Le document «Perspectives économiques mondiales» de janvier 2026 de la Banque mondiale présente une analyse détaillée de la situation économique en Afrique subsaharienne (ASS). Alors que la croissance régionale amorce un redressement, l’Afrique subsaharienne navigue entre vents favorables liés aux matières premières et tempêtes structurelles.  Après une année 2024 à 3,7 %, la croissance en Afrique subsaharienne (ASS) a atteint environ 4,0 % en 2025. “Cette accélération s'explique par une inflation en phase de modération et, surtout, par la flambée des prix de l'or, des métaux précieux et du café, boostant les recettes fiscales de nombreux États”.  La croissance régionale devrait atteindre 4,3 % en 2026 et 4,7 % en 2027.  Ce scénario dépend d'une amélioration de la sécurité dans les zones de conflit et d'un environnement extérieur stable.

Le rapport souligne une urgence sociale alarmante : le revenu par habitant ne devrait croître que de 2 % par an en 2026-2027. Ce rythme est jugé insuffisant pour absorber les 270 millions de jeunes Africains arrivant sur le marché du travail. Sans création massive d'emplois productifs, la réduction de l'extrême pauvreté restera au point mort.

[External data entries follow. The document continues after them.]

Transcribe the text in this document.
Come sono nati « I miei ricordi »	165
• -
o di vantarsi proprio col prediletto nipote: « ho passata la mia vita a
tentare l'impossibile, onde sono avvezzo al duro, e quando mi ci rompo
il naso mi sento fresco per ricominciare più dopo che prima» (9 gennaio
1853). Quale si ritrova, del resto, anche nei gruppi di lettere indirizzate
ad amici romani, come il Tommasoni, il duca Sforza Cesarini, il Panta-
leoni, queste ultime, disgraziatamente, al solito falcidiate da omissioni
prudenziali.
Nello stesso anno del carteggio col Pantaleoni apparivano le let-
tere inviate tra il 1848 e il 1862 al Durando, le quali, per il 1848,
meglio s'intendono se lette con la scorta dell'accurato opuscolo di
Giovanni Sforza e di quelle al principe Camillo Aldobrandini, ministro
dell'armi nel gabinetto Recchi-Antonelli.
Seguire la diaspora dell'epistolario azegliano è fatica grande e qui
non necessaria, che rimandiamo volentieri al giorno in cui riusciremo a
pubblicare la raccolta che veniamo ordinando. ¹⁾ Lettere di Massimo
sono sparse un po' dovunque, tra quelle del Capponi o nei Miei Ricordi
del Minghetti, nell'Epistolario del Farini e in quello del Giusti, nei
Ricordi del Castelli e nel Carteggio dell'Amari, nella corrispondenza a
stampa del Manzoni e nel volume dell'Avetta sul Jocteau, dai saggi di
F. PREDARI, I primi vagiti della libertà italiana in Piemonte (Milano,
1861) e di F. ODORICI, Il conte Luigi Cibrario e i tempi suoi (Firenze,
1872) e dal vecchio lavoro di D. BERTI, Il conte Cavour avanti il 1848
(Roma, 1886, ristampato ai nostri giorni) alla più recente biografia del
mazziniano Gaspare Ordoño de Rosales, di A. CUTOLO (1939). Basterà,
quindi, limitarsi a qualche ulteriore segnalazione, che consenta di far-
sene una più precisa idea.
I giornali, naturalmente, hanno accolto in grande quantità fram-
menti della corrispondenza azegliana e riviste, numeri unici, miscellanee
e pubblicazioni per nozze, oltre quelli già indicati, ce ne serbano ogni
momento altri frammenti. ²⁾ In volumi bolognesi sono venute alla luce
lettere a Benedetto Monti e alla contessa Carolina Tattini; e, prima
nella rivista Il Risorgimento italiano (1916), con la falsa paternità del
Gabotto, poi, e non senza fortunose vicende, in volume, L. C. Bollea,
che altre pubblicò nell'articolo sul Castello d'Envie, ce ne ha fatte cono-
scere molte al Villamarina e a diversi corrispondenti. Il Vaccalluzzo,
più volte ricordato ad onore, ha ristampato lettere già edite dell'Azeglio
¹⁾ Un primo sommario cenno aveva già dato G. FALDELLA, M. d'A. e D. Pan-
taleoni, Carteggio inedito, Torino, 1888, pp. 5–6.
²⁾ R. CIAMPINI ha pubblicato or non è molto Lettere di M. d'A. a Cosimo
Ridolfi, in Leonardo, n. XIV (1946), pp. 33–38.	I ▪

 Alors que l’économie de l’Afrique subsaharienne amorce un redressement global, les pays de l’Afrique de l’Ouest affichent des trajectoires contrastées. Le moteur économique de la région, le Nigeria, montre des signes de raffermissement avec une croissance qui s'est hissée à 4,2 % en 2025. Ce rebond est principalement porté par le dynamisme des services, notamment la finance et les technologies de l'information (TIC), ainsi qu'une légère reprise du secteur agricole.  À l'opposé, le Sénégal connaît une phase de ralentissement, passant de 6,4 % en 2025 à une prévision de 4,1 % en 2026. Cependant, c'est du côté de la Guinée que les chiffres sont les plus impressionnants. Avec une prévision de 9,3 % en 2026 grimpant jusqu’à 11,6 % en 2027, le pays s’impose comme le champion de la croissance régionale. Le rapport souligne également que la réduction drastique de l’aide publique au développement (APD) depuis 2024 fragilise l'espace budgétaire de pays comme le Mali, le Burkina Faso ou le Niger.